To achieve high memory bandwidth for concurrent accesses, shared memory is divided into equally sized memory modules (banks) that can be accessed simultaneously. Therefore, any memory load or store of n addresses that spans n distinct memory banks can be serviced simultaneously, yielding an effective bandwidth that is n times as high as the bandwidth of a single bank.

However, if multiple addresses of a memory request map to the same memory bank, the accesses are serialized. The hardware splits a memory request that has bank conflicts into as many separate conflict-free requests as necessary, decreasing the effective bandwidth by a factor equal to the number of separate memory requests. The one exception here is when all threads in a half warp address the same shared memory location, resulting in a broadcast. Devices of compute capability 2.x have the additional ability to multicast shared memory accesses (i.e., to send copies of the same value to several but not all threads of the warp).

To minimize bank conflicts, it is important to understand how memory addresses map to memory banks and how to optimally schedule memory requests.

Note: Medium Priority: Accesses to shared memory should be designed to avoid serializing requests due to bank conflicts.

Shared memory banks are organized such that successive 32-bit words are assigned to successive banks and each bank has a bandwidth of 32 bits per clock cycle. The bandwidth of shared memory is 32 bits per bank per clock cycle.

For devices of compute capability 1.x, the warp size is 32 threads and the number of banks is 16. A shared memory request for a warp is split into one request for the first half of the warp and one request for the second half of the warp.

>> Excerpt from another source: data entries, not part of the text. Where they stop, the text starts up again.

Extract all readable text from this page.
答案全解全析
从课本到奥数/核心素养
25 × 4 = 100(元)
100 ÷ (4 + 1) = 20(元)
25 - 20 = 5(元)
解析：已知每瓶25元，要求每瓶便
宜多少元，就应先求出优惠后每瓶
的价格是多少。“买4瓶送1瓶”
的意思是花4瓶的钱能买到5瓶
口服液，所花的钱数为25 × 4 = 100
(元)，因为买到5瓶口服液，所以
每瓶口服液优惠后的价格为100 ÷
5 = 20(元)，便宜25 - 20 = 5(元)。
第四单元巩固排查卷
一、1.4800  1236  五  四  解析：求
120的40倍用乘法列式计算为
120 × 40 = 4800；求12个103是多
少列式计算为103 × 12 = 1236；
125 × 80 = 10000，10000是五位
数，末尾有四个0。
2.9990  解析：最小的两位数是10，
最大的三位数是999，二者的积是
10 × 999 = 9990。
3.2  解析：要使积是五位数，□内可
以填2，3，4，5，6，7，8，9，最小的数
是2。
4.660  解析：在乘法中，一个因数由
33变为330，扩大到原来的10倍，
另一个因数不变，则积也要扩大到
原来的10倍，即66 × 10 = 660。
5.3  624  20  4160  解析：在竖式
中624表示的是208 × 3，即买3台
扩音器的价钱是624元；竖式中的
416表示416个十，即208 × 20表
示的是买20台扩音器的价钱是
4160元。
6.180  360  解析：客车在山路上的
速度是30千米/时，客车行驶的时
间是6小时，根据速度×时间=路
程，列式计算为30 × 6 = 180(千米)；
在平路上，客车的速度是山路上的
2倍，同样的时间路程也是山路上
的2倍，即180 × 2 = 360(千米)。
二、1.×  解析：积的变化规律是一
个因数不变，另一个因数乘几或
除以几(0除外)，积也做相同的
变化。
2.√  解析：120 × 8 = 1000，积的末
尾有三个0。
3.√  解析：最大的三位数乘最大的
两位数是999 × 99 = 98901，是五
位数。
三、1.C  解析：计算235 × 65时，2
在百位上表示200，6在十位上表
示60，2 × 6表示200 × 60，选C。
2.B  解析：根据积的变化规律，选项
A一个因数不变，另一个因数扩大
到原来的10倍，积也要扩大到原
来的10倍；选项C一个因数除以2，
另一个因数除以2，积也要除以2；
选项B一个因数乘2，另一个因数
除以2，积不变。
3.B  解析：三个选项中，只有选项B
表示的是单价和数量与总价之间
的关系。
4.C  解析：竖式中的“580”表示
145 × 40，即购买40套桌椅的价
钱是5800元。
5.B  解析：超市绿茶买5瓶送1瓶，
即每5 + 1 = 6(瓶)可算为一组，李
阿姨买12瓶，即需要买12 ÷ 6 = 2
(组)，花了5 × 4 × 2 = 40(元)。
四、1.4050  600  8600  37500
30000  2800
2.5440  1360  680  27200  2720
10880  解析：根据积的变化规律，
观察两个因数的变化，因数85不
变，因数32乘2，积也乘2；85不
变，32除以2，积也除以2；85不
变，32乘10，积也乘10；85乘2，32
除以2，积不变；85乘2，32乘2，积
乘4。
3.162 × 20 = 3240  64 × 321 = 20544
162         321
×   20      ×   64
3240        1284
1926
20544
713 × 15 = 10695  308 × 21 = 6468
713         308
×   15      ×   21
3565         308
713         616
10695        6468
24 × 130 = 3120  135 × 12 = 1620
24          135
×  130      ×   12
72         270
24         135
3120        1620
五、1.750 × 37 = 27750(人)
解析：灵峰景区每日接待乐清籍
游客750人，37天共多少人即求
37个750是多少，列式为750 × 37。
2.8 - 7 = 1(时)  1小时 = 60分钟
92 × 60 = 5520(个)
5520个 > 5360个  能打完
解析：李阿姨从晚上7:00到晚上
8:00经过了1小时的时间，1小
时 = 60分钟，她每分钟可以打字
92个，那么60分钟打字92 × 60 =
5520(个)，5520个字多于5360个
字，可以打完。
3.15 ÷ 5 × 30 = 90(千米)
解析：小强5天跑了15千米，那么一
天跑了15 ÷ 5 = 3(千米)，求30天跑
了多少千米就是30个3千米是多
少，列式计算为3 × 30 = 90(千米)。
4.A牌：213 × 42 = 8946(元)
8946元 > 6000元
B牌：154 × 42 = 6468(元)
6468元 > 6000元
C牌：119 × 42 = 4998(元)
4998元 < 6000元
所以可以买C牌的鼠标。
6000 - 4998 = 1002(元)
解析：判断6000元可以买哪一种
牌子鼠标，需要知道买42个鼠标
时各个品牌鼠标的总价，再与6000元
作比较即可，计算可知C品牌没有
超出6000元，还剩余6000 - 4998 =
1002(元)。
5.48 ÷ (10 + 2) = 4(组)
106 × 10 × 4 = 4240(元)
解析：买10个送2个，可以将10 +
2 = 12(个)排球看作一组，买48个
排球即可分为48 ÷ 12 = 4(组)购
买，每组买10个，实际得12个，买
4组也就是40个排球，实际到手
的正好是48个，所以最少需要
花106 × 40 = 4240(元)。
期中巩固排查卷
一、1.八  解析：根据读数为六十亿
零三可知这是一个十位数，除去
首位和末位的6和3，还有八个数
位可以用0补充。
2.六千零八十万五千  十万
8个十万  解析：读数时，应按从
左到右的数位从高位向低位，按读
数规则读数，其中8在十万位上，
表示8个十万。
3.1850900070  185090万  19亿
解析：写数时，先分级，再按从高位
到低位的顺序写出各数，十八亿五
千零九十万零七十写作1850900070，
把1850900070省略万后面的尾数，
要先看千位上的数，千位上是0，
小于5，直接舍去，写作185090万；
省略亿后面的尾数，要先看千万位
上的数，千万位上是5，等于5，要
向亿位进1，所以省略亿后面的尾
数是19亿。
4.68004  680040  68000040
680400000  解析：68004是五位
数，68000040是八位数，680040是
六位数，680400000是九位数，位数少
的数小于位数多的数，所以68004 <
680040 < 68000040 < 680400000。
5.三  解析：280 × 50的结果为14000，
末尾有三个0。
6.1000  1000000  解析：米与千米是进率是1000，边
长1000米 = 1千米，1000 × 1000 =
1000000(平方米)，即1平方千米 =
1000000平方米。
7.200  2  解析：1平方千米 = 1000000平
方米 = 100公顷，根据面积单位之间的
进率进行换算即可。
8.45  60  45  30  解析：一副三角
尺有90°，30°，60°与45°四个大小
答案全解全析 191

Note that no bank conflict occurs if only one memory location per bank is accessed by a half warp of threads.

For devices of compute capability 2.x, the warp size is 32 threads and the number of banks is also 32. A shared memory request fora warp is not split as with devices of compute capability 1.x, meaning that bank conflicts can occur between threads in the first half of a warp and threads in the second half of the same warp (see Section F.4.3 of the CUDA C Programming Guide).

Refer to the CUDA C Programming Guide for more information on how accesses and banks can be matched to avoid conflicts.